Based on an interview I saw with Sara Bakely, the founder of Spanx and America’s youngest female billionaire, I wrote a blog post recently stating that I thought sales people need a new definition of failure. The article received such positive feedback that I thought I would take it one step further into sales management.
In the interview, Sara said that her father taught her a different definition of failure growing up. She was taught that instead of defining failure as the outcome, define it as not trying. In my opinion, the same definition of failure should be applied to sales. Think about it. How many more sales people on your team would be successful if they concentrated on the efforts required to make a sale, as opposed to just whether or not they closed a sale?
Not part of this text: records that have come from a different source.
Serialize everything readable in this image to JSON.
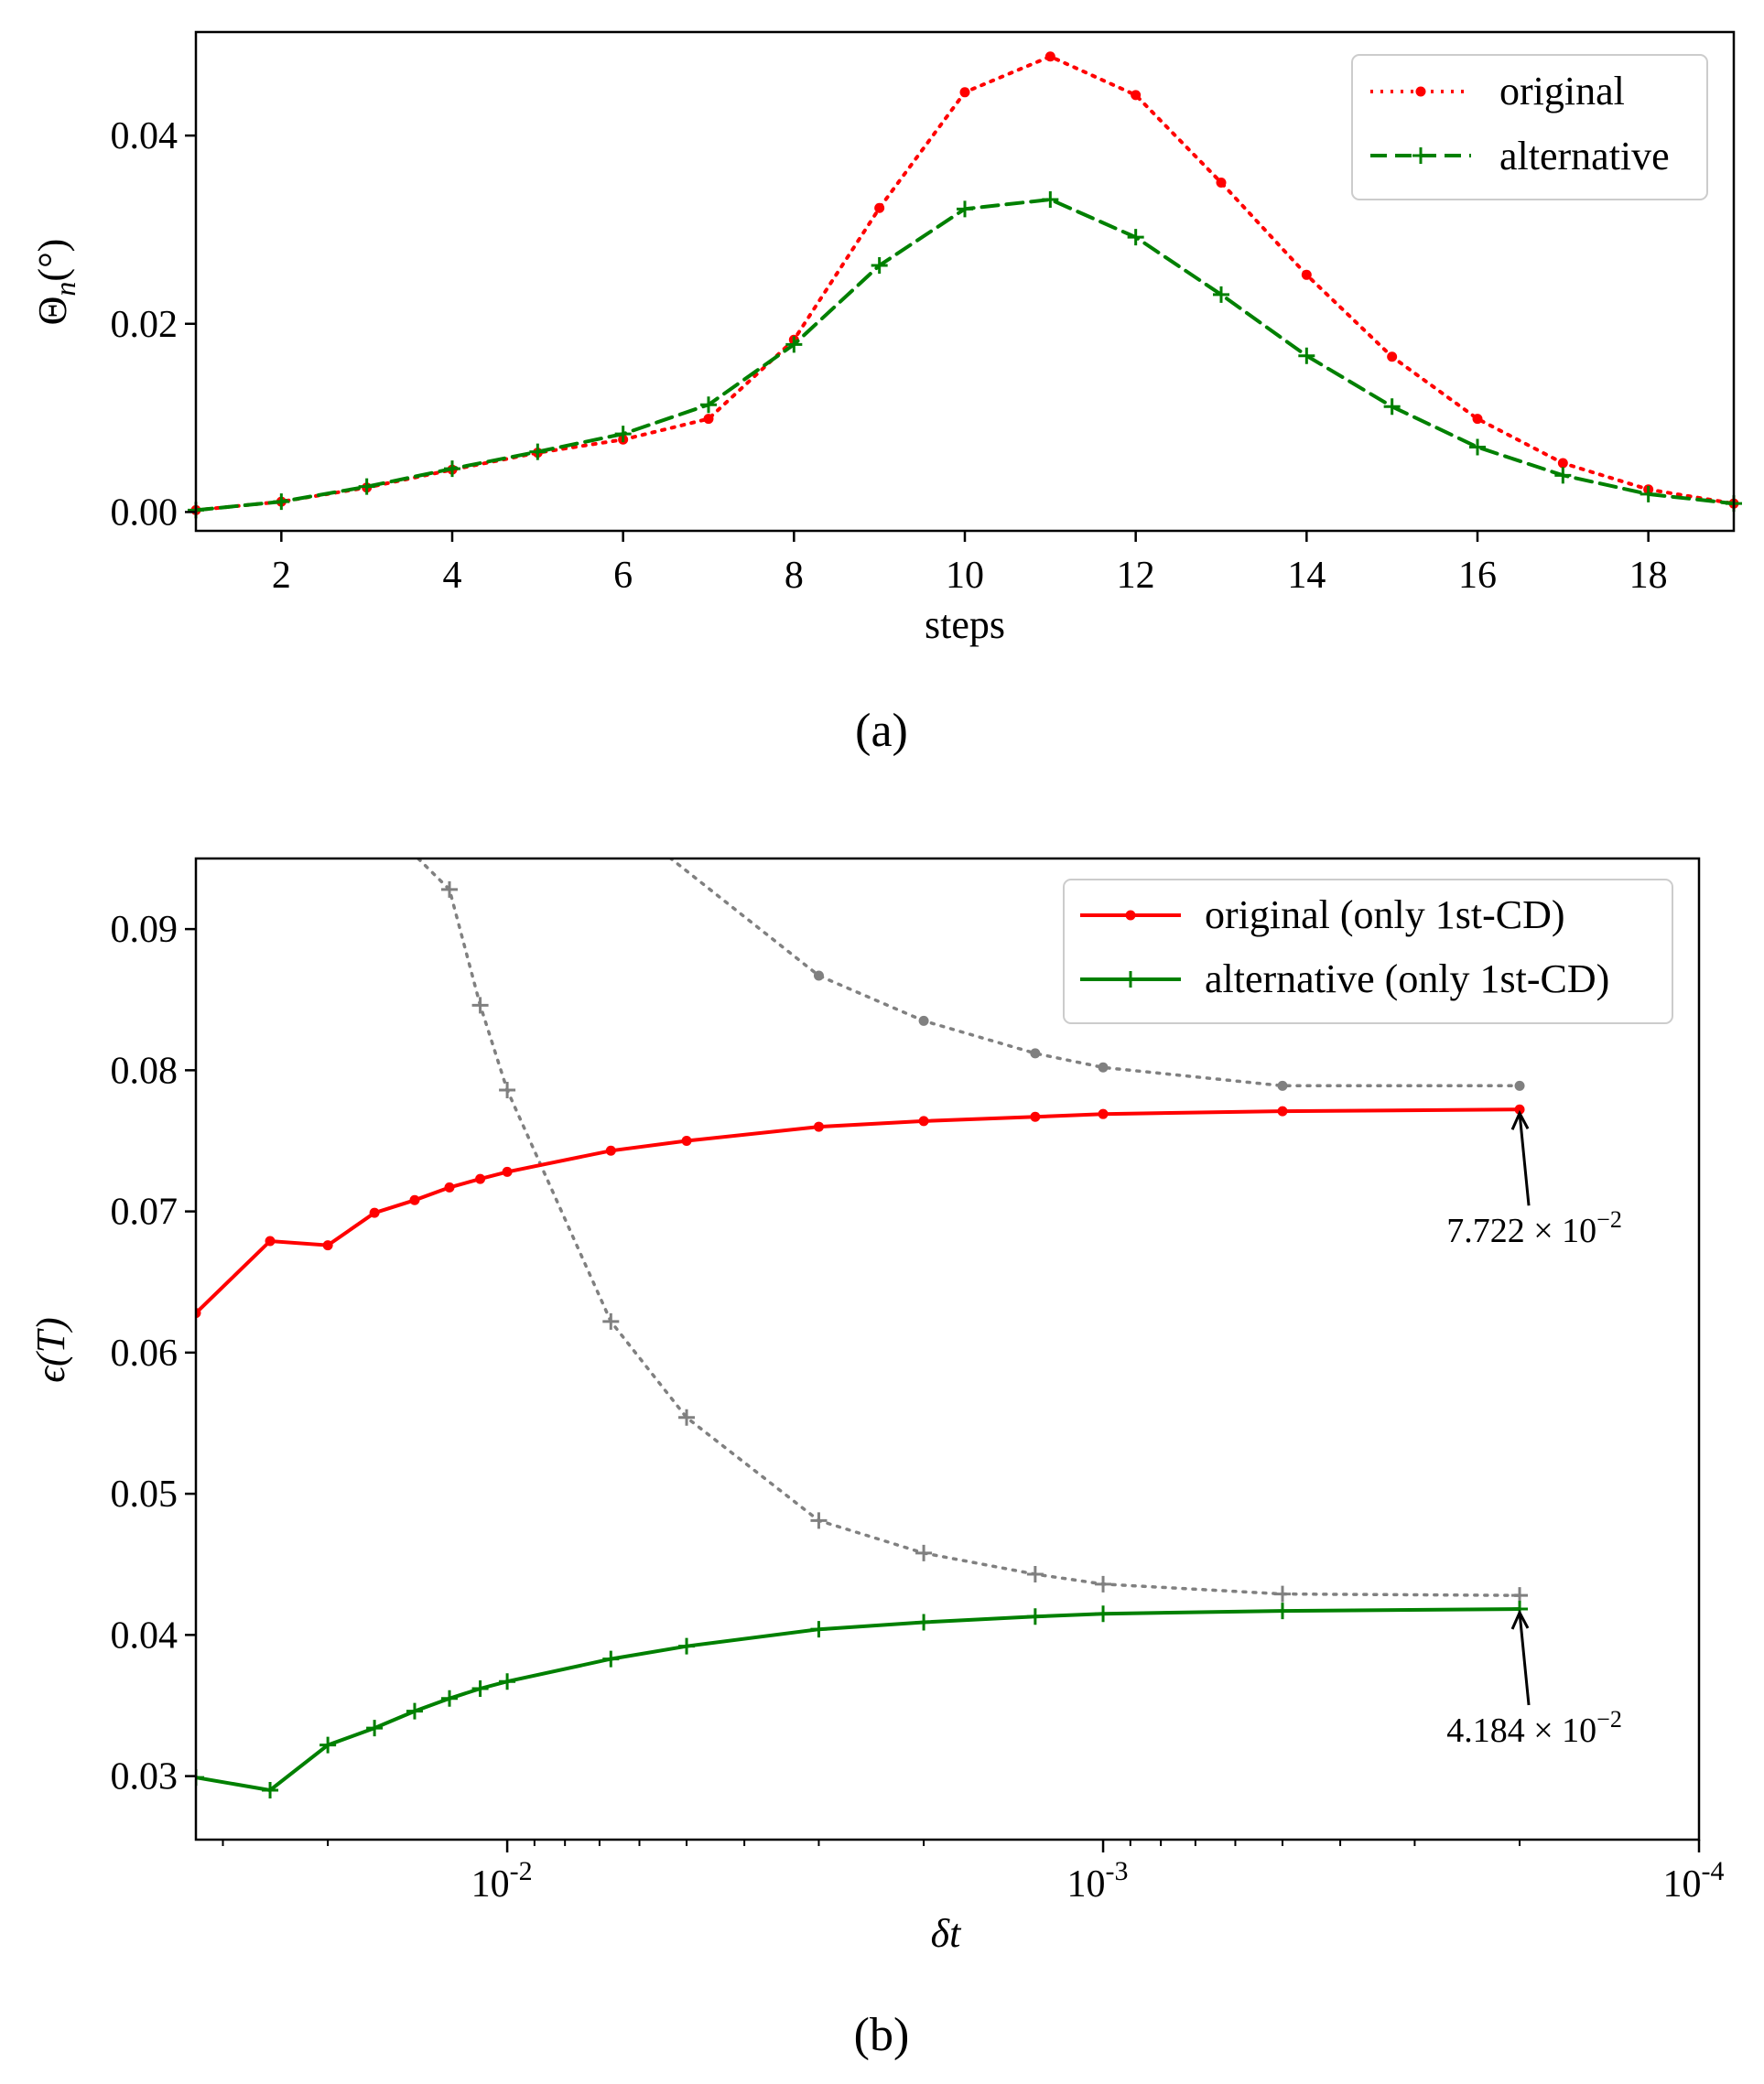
{
  "chart_data": [
    {
      "type": "line",
      "panel": "a",
      "caption": "(a)",
      "title": "",
      "xlabel": "steps",
      "ylabel": "Θn(°)",
      "xlim": [
        1,
        19
      ],
      "ylim": [
        -0.002,
        0.051
      ],
      "xticks": [
        2,
        4,
        6,
        8,
        10,
        12,
        14,
        16,
        18
      ],
      "xtick_labels": [
        "2",
        "4",
        "6",
        "8",
        "10",
        "12",
        "14",
        "16",
        "18"
      ],
      "yticks": [
        0.0,
        0.02,
        0.04
      ],
      "ytick_labels": [
        "0.00",
        "0.02",
        "0.04"
      ],
      "legend_position": "top-right",
      "grid": false,
      "x": [
        1,
        2,
        3,
        4,
        5,
        6,
        7,
        8,
        9,
        10,
        11,
        12,
        13,
        14,
        15,
        16,
        17,
        18,
        19
      ],
      "series": [
        {
          "name": "original",
          "color": "#ff0000",
          "line_style": "dotted",
          "marker": "circle",
          "values": [
            0.0002,
            0.0011,
            0.0026,
            0.0045,
            0.0063,
            0.0077,
            0.0099,
            0.0183,
            0.0323,
            0.0446,
            0.0484,
            0.0443,
            0.035,
            0.0252,
            0.0165,
            0.0099,
            0.0052,
            0.0024,
            0.0009
          ]
        },
        {
          "name": "alternative",
          "color": "#008000",
          "line_style": "dashed",
          "marker": "plus",
          "values": [
            0.0002,
            0.0011,
            0.0027,
            0.0046,
            0.0064,
            0.0083,
            0.0114,
            0.0178,
            0.0262,
            0.0322,
            0.0332,
            0.0292,
            0.0231,
            0.0166,
            0.0112,
            0.0069,
            0.0039,
            0.0019,
            0.0009
          ]
        }
      ]
    },
    {
      "type": "line",
      "panel": "b",
      "caption": "(b)",
      "title": "",
      "xlabel": "δt",
      "ylabel": "ϵ(T)",
      "x_scale": "log",
      "x_direction": "reversed",
      "xlim": [
        0.0333,
        0.0001
      ],
      "ylim": [
        0.0255,
        0.095
      ],
      "xticks": [
        0.01,
        0.001,
        0.0001
      ],
      "xtick_labels": [
        {
          "base": "10",
          "exp": "-2"
        },
        {
          "base": "10",
          "exp": "-3"
        },
        {
          "base": "10",
          "exp": "-4"
        }
      ],
      "yticks": [
        0.03,
        0.04,
        0.05,
        0.06,
        0.07,
        0.08,
        0.09
      ],
      "ytick_labels": [
        "0.03",
        "0.04",
        "0.05",
        "0.06",
        "0.07",
        "0.08",
        "0.09"
      ],
      "legend_position": "top-right",
      "grid": false,
      "series": [
        {
          "name": "original (only 1st-CD)",
          "color": "#ff0000",
          "line_style": "solid",
          "marker": "circle",
          "x": [
            0.0333,
            0.025,
            0.02,
            0.0167,
            0.0143,
            0.0125,
            0.0111,
            0.01,
            0.0067,
            0.005,
            0.003,
            0.002,
            0.0013,
            0.001,
            0.0005,
            0.0002
          ],
          "values": [
            0.0628,
            0.0679,
            0.0676,
            0.0699,
            0.0708,
            0.0717,
            0.0723,
            0.0728,
            0.0743,
            0.075,
            0.076,
            0.0764,
            0.0767,
            0.0769,
            0.0771,
            0.07722
          ]
        },
        {
          "name": "alternative (only 1st-CD)",
          "color": "#008000",
          "line_style": "solid",
          "marker": "plus",
          "x": [
            0.0333,
            0.025,
            0.02,
            0.0167,
            0.0143,
            0.0125,
            0.0111,
            0.01,
            0.0067,
            0.005,
            0.003,
            0.002,
            0.0013,
            0.001,
            0.0005,
            0.0002
          ],
          "values": [
            0.0299,
            0.029,
            0.0322,
            0.0334,
            0.0346,
            0.0355,
            0.0362,
            0.0367,
            0.0383,
            0.0392,
            0.0404,
            0.0409,
            0.0413,
            0.0415,
            0.0417,
            0.04184
          ]
        },
        {
          "name": "",
          "color": "#808080",
          "line_style": "dotted",
          "marker": "circle",
          "x": [
            0.0055,
            0.003,
            0.002,
            0.0013,
            0.001,
            0.0005,
            0.0002
          ],
          "values": [
            0.0955,
            0.0867,
            0.0835,
            0.0812,
            0.0802,
            0.0789,
            0.0789
          ]
        },
        {
          "name": "",
          "color": "#808080",
          "line_style": "dotted",
          "marker": "plus",
          "x": [
            0.0145,
            0.0125,
            0.0111,
            0.01,
            0.0067,
            0.005,
            0.003,
            0.002,
            0.0013,
            0.001,
            0.0005,
            0.0002
          ],
          "values": [
            0.0955,
            0.0928,
            0.0846,
            0.0786,
            0.0622,
            0.0554,
            0.0481,
            0.0458,
            0.0443,
            0.0436,
            0.0429,
            0.0428
          ]
        }
      ],
      "annotations": [
        {
          "text": "7.722 × 10",
          "exp": "−2",
          "x": 0.0002,
          "y": 0.07722
        },
        {
          "text": "4.184 × 10",
          "exp": "−2",
          "x": 0.0002,
          "y": 0.04184
        }
      ]
    }
  ]
}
From a management perspective, instead of not reaching quota as the definition of failure for our sales representatives, we should define failure as them not completing the daily activities required to achieve it. If they didn’t make a sale today so be it, but they can still leave the office and consider themselves successful if they did everything they were supposed to have done to open one.
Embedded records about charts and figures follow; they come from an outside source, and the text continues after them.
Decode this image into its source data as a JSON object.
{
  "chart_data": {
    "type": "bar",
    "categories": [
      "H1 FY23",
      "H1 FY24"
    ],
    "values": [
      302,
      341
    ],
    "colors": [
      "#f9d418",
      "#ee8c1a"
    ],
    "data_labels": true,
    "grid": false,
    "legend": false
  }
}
This new definition of failure could change the way we coach our teams. For example, instead of weekly reports talking only about sales closed during the past week, we could talk about how many sales appointments are booked for the upcoming week. As opposed to sales contests being based solely on final sales results, we could also have a component based on sales activities such as the number of fact finds completed or presentations made. We ourselves could judge our own success by the number of joint field work calls completed with our representatives in addition to our team’s results.
For more information and detailed instructions on how to redefine your definition of failure and better manage the daily activities of your sales team, check out my book Action Plan for Sales Management Success.
Remember, your sales representatives have to start a sale in order to close a sale. If we manage their inputs, we will receive better outputs.